Molenbeheer aspecten

Molenbeheer aspecten gaat over vormen van eigendom en de monumentale status van molens.

Molens draaien niet van wind of water alleen. Voor veel Nederlanders lijkt het vanzelfsprekend dat er molens in stad en land staan. Maar voor het beheer en behoud van molens is veel nodig. Mensen – bijna driehonderd beroepskrachten en 5.000 vrijwilligers – geld – jaarlijks tussen de 15 en 20 miljoen euro – en aandacht. Twee aspecten van molenbeheer zijn cruciaal om dat beheer goed te begrijpen.

Vormen van eigendom

Voor de instandhouding van molens is van cruciaal belang wie de eigenaar is. De eigenaar is immers verantwoordelijk voor de molen in vrijwel alle opzichten.

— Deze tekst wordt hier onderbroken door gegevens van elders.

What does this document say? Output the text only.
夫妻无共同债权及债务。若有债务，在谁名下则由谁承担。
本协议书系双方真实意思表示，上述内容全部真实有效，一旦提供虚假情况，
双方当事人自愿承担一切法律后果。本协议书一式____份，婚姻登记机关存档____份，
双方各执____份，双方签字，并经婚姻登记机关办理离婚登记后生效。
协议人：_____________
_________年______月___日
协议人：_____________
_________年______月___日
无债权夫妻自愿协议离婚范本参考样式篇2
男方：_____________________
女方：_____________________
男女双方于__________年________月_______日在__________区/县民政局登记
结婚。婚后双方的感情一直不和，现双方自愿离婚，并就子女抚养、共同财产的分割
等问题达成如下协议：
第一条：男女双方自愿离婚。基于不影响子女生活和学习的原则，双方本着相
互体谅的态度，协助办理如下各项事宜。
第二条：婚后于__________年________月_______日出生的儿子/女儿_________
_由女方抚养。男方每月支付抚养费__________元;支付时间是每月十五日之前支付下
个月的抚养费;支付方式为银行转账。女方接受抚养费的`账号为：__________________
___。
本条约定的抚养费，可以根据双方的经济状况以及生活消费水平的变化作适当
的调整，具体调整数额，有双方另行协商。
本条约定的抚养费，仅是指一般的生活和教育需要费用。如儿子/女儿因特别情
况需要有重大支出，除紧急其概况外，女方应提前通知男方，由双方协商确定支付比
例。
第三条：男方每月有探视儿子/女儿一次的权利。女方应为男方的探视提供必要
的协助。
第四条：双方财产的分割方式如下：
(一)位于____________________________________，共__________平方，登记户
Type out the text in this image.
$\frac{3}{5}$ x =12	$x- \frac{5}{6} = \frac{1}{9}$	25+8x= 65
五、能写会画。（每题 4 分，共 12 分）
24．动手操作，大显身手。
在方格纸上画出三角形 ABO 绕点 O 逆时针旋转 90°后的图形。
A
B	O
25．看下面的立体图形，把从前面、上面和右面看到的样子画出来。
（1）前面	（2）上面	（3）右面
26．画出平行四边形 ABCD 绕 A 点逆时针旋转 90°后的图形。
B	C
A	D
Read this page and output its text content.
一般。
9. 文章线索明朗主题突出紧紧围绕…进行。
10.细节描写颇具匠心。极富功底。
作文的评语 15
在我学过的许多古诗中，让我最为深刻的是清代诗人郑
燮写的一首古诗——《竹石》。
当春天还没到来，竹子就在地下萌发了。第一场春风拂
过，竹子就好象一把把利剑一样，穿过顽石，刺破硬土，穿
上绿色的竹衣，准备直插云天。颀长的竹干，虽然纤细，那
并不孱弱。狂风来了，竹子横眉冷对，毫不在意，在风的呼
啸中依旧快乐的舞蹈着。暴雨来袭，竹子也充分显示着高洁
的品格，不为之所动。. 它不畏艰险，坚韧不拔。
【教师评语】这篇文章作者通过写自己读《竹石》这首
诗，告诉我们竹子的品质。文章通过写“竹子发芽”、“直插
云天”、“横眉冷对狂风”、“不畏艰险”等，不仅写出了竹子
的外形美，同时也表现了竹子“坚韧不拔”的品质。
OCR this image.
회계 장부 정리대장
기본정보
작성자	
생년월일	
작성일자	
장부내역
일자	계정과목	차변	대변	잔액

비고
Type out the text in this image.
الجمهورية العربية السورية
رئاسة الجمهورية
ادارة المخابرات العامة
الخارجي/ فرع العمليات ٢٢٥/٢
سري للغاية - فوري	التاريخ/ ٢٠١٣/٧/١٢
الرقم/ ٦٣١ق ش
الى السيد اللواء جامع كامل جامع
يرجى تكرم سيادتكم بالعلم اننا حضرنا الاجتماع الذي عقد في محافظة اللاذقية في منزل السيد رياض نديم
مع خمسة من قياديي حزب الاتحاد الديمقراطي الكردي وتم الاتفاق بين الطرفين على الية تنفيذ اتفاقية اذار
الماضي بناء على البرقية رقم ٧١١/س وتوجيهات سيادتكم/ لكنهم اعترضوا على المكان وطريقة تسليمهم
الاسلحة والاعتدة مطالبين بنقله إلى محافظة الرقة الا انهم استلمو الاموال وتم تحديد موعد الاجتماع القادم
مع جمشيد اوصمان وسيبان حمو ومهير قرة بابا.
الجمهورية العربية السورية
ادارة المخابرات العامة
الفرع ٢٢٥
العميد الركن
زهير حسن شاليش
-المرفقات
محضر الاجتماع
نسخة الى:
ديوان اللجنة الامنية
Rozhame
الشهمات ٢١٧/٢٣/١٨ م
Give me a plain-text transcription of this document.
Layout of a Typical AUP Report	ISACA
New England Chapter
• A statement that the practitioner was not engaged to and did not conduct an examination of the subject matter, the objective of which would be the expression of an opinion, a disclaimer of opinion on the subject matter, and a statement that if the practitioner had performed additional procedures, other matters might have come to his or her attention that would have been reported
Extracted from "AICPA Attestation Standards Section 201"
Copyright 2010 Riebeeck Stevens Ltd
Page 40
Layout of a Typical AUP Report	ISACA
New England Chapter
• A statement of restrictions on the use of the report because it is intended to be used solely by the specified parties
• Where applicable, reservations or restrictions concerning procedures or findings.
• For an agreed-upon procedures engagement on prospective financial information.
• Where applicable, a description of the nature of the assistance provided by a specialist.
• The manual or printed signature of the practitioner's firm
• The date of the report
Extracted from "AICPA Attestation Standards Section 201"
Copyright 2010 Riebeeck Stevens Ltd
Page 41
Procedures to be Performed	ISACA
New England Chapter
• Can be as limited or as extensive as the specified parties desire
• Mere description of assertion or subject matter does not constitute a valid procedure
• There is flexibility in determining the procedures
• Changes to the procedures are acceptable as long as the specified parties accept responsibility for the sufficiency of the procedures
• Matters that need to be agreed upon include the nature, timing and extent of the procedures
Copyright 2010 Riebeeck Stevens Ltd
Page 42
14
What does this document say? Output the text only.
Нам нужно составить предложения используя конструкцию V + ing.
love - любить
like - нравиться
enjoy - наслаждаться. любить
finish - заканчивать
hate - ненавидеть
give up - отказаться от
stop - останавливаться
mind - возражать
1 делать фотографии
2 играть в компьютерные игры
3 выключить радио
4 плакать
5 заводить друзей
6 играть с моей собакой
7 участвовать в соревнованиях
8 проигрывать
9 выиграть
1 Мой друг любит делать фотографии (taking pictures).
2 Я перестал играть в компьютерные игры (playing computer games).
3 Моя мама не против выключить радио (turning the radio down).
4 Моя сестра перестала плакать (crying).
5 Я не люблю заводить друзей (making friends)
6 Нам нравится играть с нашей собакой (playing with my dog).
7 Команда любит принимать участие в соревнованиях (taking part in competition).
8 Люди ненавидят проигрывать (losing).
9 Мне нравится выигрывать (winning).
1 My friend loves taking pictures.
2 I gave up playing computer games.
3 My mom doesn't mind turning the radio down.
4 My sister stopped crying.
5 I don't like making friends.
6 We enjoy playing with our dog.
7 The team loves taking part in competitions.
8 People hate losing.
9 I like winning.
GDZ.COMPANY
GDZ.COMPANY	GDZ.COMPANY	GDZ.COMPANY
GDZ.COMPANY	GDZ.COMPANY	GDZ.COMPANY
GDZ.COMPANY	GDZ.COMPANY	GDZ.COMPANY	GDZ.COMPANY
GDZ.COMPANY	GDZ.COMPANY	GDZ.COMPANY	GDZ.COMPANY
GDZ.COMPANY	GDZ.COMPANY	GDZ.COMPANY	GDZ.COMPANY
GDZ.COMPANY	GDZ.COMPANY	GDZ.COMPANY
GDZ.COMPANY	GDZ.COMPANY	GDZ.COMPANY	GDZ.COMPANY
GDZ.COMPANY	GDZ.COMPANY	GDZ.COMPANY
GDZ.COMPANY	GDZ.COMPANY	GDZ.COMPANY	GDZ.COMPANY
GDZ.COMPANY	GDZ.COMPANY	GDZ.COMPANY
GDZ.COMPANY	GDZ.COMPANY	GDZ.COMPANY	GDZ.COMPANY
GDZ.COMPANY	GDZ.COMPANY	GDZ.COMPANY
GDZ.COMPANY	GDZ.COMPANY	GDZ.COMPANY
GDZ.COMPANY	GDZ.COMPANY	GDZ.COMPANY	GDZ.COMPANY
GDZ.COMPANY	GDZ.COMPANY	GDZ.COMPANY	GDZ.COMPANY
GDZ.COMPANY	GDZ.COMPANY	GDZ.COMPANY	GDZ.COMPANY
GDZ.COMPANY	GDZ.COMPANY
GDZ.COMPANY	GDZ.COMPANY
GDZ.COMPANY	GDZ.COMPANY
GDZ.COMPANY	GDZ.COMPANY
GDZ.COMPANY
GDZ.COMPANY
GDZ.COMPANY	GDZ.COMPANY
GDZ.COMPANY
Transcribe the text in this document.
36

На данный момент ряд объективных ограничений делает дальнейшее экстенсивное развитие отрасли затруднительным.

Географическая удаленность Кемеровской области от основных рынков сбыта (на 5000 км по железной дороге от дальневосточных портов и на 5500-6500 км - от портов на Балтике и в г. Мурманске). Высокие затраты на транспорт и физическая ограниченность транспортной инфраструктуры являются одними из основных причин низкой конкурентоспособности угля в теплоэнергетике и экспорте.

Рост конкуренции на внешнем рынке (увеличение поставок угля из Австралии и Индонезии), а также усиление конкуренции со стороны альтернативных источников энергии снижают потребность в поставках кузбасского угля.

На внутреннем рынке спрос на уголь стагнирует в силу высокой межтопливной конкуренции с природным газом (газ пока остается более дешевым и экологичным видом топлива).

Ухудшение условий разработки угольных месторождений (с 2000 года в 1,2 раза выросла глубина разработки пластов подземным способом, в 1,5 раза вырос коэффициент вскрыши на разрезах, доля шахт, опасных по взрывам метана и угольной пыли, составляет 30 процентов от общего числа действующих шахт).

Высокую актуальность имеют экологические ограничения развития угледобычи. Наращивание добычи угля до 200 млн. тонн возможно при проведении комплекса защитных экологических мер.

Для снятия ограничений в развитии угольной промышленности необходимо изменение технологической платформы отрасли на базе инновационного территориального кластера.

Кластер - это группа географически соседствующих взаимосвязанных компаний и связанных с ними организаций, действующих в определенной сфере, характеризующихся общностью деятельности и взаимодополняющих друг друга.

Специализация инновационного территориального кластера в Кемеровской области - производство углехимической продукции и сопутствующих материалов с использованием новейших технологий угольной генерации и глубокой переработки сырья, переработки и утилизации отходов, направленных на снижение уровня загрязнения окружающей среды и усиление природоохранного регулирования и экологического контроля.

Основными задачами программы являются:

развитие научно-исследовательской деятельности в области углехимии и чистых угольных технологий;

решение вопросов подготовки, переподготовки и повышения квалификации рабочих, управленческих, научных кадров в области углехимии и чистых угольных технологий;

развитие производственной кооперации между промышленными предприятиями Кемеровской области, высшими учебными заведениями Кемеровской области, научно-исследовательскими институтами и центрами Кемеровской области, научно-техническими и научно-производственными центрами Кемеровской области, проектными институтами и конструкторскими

We kennen in Nederland vier categorieën van eigenaren:

Stichtingen en verenigingen (ruim de helft van de molens)
Kenmerkend voor deze categorie is dat er een ideëel doel bestaat, namelijk de instandhouding van de betreffende molen(s).
De stichtingsvorm komt in deze categorie het meeste voor, maar er zijn ook een paar molenverenigingen, bv. Vereniging De Zaansche Molen en vereniging De Hollandsche Molen.
Er zijn drie juridische vormen van molenorganisaties:

  1. stichting met volledig eigendom van de molen;
  2. stichting met molen in erfpacht of opstalrecht. De grond onder en rondom de molen is dan vaak van een andere juridische eigenaar;
  3. stichting die de molen beheert, maar geen eigenaar is.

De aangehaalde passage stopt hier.